Worries about Open Source in the age of LLMs (www.jvt.me)

🤖 AI Summary
A thoughtful blog post questions whether the rise of large language models (LLMs) and AI agents will erode the open source ecosystem. The author—pro-open-source, favoring AGPL-3.0 or Apache-2.0—argues that instead of reusing small composable libraries, developers may increasingly ask LLMs to regenerate the same snippets inline. That shift can balkanize code (hundreds of teams recreating the same logic), hide license provenance, and discourage upstream contribution and collaboration. Maintainers are already reacting by restricting scraping, moving projects off major hosts, or privatizing repositories to avoid having their work used as training data.
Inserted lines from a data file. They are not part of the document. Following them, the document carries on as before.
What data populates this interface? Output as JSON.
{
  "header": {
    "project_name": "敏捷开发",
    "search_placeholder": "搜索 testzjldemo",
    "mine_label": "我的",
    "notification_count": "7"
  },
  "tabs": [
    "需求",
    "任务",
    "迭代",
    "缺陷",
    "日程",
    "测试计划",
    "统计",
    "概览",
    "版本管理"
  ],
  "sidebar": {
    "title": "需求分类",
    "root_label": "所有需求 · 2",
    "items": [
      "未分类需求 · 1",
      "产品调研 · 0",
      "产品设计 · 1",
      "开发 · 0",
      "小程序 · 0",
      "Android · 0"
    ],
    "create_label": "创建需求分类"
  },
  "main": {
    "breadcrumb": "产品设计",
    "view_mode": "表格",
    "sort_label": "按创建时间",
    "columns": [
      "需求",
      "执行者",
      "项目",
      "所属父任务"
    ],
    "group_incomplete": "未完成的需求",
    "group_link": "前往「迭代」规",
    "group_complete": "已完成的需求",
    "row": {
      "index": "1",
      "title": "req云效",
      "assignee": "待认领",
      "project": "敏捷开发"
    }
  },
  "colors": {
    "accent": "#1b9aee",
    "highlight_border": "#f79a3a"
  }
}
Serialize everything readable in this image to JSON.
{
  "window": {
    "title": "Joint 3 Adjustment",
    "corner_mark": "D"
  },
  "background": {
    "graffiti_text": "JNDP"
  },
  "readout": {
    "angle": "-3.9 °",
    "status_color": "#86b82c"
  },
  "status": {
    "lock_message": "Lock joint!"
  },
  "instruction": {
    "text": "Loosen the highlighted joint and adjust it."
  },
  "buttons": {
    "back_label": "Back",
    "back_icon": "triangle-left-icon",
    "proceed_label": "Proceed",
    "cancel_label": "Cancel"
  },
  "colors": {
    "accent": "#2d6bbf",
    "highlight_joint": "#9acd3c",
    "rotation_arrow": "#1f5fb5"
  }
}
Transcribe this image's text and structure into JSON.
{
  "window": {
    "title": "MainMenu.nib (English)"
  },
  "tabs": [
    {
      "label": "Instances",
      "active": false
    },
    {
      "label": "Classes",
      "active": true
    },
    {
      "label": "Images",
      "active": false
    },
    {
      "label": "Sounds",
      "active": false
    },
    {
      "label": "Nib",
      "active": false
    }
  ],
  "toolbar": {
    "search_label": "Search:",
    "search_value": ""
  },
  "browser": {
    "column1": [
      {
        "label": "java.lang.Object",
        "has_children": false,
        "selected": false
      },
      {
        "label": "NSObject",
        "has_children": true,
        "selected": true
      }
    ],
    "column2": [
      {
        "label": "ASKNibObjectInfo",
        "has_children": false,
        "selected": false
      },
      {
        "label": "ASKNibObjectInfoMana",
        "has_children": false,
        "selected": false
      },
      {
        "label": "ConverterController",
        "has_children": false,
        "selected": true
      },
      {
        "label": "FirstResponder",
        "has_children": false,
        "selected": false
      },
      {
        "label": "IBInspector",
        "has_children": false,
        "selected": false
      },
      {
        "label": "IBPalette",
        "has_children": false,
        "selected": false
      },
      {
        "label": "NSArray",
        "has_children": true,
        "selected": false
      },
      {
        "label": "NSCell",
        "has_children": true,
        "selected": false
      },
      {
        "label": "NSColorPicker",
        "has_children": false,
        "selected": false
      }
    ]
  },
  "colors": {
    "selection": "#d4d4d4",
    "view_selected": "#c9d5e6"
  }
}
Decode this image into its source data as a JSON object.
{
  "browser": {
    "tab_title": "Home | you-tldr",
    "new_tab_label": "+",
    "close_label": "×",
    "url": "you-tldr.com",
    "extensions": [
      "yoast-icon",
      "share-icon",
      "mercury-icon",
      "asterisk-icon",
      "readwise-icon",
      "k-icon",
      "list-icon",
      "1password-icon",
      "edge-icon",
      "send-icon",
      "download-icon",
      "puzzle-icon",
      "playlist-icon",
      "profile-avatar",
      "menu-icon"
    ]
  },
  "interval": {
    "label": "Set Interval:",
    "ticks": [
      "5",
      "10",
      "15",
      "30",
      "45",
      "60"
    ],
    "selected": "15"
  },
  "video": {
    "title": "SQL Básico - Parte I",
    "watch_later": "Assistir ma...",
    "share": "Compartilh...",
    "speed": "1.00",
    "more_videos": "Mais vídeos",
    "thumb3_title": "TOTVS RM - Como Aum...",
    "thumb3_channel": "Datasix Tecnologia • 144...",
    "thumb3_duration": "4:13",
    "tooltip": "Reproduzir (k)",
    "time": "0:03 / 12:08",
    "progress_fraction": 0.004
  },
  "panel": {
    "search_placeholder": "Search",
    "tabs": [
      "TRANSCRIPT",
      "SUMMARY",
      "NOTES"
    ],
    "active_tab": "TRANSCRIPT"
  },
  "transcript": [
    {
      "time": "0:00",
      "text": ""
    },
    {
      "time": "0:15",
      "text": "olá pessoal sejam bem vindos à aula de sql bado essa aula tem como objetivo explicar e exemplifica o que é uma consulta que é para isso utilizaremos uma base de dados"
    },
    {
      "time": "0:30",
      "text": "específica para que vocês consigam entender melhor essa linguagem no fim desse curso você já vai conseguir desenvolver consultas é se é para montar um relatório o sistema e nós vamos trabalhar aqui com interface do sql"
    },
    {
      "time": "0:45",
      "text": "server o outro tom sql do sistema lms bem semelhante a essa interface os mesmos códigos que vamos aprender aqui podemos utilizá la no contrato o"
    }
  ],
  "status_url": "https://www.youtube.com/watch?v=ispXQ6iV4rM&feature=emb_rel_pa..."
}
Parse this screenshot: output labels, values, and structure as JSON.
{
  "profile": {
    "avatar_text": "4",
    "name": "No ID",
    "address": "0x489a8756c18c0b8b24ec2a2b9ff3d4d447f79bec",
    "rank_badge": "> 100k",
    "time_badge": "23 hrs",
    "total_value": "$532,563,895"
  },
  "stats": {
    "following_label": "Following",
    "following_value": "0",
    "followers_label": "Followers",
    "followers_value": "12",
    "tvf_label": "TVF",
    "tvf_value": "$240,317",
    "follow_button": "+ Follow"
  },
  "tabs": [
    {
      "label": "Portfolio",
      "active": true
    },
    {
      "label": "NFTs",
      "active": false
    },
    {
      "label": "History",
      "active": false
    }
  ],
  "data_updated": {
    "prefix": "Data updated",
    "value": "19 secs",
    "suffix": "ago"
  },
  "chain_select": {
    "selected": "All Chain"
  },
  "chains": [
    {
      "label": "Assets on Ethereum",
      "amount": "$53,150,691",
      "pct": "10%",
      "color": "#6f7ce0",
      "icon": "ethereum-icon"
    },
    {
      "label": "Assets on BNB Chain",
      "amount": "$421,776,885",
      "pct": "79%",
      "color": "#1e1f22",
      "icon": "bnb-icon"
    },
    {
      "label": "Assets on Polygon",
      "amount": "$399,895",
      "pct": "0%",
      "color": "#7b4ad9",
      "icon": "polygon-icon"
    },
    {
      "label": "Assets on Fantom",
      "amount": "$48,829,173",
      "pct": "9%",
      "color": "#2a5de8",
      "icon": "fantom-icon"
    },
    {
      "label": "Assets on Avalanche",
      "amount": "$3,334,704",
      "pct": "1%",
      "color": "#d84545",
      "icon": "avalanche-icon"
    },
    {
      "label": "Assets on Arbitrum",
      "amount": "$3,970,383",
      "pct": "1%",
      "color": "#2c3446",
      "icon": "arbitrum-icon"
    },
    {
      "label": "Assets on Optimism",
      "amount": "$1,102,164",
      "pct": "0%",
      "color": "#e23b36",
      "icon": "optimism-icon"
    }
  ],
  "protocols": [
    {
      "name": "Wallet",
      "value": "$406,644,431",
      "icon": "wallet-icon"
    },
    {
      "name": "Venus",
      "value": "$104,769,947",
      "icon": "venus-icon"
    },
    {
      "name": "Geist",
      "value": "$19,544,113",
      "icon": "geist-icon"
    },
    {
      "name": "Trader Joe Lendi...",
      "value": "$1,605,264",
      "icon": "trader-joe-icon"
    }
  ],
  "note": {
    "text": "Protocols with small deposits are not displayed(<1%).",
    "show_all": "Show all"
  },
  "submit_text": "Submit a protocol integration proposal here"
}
Technically, this trend risks practical harms: inlined/generated code evades package tooling that tracks updates and security fixes; license compliance becomes harder when copying replaces declared dependencies; and “copyright laundering” creates legal uncertainty over LLM-derived output. There’s also a feedback risk where LLMs trained on increasingly synthetic or proprietary code degrade over time. The author recommends transparency (marking LLM-generated code for easy removal/review) and laments potential loss of the social and educational benefits of contributory open source. The post is a call to preserve reuse, proper licensing, and community norms as AI changes how code is produced.